La croissance française peut-elle se maintenir à 1,8 % ou 1,7 % en 2018, comme l'espère le gouvernement, ou bien va-t-elle ralentir davantage?

Le choc sur le prix du pétrole est derrière nous et l'euro a plutôt tendance à se déprécier. Les causes externes du ralentissement ont donc disparu. Du côté du pouvoir d'achat, il y aura le plein effet de la baisse des cotisations sociales à partir d'octobre et la première tranche de baisse de la taxe d'habitation. Le second semestre devrait donc être meilleur que le premier.

Reste un certain nombre d'épées de Damoclès, comme la situation politique en Italie, le fort ralentissement de l'économie turque (qu'il ne faut pas sous-estimer, car la France est relativement exposée, notamment ses banques) mais aussi, la montée des tensions commerciales et les risques de ralentissement économique dans les émergents, au premier rang desquels la Chine. Tous ses facteurs pourraient davantage peser sur l'activité à partir de 2019.

Le déficit, qui devait revenir à 2,3 % du PIB, risque-t-il de déraper?

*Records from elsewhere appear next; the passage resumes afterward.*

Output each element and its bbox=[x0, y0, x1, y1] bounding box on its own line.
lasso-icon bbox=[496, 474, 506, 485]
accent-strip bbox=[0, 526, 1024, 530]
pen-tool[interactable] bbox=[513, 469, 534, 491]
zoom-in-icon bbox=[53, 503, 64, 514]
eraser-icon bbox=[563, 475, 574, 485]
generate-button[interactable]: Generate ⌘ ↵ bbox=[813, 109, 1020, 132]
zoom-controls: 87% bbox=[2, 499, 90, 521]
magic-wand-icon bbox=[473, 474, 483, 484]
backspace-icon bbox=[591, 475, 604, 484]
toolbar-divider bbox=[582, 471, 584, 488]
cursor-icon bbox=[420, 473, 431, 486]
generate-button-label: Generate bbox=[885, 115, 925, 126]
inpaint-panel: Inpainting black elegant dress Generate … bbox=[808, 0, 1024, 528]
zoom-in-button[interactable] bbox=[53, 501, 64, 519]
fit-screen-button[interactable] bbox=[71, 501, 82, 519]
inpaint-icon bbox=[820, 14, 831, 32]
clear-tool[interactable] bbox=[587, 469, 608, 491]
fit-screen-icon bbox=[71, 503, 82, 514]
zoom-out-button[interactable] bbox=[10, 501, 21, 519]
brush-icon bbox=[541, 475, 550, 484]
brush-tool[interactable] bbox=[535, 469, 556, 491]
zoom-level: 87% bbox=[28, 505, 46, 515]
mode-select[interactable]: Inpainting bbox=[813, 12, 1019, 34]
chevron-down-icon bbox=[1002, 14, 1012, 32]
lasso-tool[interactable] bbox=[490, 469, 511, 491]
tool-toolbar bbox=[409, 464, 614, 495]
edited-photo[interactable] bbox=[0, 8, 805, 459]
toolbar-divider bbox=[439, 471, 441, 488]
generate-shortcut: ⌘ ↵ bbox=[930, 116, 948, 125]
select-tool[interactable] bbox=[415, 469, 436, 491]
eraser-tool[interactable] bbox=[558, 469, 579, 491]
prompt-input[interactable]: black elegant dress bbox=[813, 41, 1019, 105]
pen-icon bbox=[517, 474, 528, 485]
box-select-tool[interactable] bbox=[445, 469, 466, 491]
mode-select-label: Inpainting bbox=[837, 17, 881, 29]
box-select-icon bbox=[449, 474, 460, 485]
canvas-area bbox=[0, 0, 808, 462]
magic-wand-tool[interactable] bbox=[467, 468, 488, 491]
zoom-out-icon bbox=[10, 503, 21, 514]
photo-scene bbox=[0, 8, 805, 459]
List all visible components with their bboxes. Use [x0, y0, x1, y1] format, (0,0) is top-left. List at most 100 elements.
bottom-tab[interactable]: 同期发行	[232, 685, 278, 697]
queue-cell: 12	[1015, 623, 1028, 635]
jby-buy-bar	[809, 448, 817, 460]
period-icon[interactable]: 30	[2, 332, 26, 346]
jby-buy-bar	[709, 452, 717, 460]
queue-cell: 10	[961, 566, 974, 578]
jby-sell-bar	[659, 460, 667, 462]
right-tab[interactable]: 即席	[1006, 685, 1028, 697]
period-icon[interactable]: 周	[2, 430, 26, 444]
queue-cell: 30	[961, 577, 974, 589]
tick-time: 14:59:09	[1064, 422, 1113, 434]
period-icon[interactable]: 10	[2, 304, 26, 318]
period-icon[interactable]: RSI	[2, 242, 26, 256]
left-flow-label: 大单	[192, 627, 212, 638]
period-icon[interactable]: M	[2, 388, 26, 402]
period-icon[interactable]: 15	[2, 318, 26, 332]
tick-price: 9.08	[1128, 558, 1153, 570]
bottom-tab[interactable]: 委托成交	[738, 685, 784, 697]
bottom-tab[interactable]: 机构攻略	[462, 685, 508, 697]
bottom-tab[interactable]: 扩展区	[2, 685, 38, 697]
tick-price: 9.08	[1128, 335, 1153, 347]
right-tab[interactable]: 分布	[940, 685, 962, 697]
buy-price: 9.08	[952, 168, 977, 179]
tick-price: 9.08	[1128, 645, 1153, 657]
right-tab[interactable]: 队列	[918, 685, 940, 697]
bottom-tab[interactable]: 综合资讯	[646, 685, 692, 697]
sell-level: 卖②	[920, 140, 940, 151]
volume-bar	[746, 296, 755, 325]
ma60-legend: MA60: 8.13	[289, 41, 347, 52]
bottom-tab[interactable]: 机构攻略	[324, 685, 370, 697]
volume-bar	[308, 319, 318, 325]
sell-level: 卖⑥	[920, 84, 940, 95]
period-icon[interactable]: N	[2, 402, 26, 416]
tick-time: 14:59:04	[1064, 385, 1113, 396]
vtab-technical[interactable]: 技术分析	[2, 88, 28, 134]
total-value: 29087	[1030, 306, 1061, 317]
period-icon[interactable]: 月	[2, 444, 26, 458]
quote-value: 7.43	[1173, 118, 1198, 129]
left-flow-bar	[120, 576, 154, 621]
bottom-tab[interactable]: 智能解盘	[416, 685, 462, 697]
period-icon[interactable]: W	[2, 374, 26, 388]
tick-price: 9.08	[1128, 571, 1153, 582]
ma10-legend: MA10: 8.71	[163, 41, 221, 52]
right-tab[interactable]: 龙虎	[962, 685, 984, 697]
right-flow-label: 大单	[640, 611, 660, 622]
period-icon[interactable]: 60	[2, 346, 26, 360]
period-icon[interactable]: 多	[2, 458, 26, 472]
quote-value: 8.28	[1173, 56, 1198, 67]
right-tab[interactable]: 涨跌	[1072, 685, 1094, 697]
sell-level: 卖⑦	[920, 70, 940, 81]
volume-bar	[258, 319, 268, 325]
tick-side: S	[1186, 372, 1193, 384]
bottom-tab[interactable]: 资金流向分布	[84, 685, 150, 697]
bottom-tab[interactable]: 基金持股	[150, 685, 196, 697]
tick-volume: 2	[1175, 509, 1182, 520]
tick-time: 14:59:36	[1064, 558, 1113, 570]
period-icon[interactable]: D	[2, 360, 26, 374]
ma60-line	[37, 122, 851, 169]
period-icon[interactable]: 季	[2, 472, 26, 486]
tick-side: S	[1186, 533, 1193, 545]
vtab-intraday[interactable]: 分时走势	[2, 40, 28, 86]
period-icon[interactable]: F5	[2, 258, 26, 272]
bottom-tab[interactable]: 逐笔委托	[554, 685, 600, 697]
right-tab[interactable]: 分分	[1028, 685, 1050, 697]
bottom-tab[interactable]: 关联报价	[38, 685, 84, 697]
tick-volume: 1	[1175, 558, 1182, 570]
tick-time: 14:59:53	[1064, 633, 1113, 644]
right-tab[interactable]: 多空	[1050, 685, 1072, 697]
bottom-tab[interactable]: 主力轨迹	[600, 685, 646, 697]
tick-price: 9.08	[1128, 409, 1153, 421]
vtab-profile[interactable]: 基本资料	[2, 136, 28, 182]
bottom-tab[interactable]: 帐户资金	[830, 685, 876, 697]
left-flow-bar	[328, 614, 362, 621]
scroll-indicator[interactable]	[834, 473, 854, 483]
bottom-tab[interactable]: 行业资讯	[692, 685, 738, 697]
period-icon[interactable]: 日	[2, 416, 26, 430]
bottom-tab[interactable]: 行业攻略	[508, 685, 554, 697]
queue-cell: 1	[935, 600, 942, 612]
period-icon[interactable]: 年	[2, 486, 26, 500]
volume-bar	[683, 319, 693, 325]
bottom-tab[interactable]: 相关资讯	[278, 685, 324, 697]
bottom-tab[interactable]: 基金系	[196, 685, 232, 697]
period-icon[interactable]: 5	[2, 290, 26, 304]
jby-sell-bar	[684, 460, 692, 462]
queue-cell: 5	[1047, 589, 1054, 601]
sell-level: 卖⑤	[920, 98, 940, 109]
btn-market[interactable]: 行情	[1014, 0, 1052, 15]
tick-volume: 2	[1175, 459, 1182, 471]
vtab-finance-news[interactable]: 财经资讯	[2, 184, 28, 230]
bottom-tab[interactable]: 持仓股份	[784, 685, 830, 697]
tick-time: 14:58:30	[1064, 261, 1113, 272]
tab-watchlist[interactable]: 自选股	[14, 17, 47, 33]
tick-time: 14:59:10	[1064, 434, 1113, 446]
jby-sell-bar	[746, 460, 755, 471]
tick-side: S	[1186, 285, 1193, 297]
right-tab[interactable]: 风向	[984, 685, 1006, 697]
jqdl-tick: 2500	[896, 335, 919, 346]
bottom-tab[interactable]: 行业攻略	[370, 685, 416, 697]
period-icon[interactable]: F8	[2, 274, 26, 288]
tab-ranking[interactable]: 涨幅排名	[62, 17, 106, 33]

Atteindre 2,3% de déficit en 2018 me semble relativement faisable. Pour l'instant, les recettes fiscales sont en ligne avec les prévisions, notamment sur la TVA. Les risquent se concentrent sur 2019 avec l'effet boomerang du calendrier du Crédit d'impôt compétitivité emploi (CICE) avec sa transformation en allègements de charges patronales. En 2019, sa transformation en baisse de charges va coûter double : le crédit d'impôt calculé sur la masse salariale de 2018 sera rétrocédé et les charges baisseront en parallèle. C'est ce qui explique que le gouvernement prévoit de rester au même niveau de déficit en 2018 et en 2019, avant même de savoir si la croissance va ralentir plus que ce qu'il a prévu.

À partir de 2020, le gouvernement table sur une croissance de 1,7% par an, cela vous paraît crédible?

C'est faire le pari que les mesures prises jusqu'à présent, comme les ordonnances de libéralisation du marché du travail et la baisse de la fiscalité du capital, portent toutes leurs fruits dès 2020, et augmentent le potentiel de croissance de l'économie française, estimé à environ 1,3%. C'est assez optimiste. La croissance a du mal à accélérer durablement car on bute sur des contraintes structurelles : malgré un chômage élevé, les entreprises font face à des pénuries de main-d’œuvre. Il faut arriver à répondre à ce défi pour arriver à atteindre une croissance supérieure.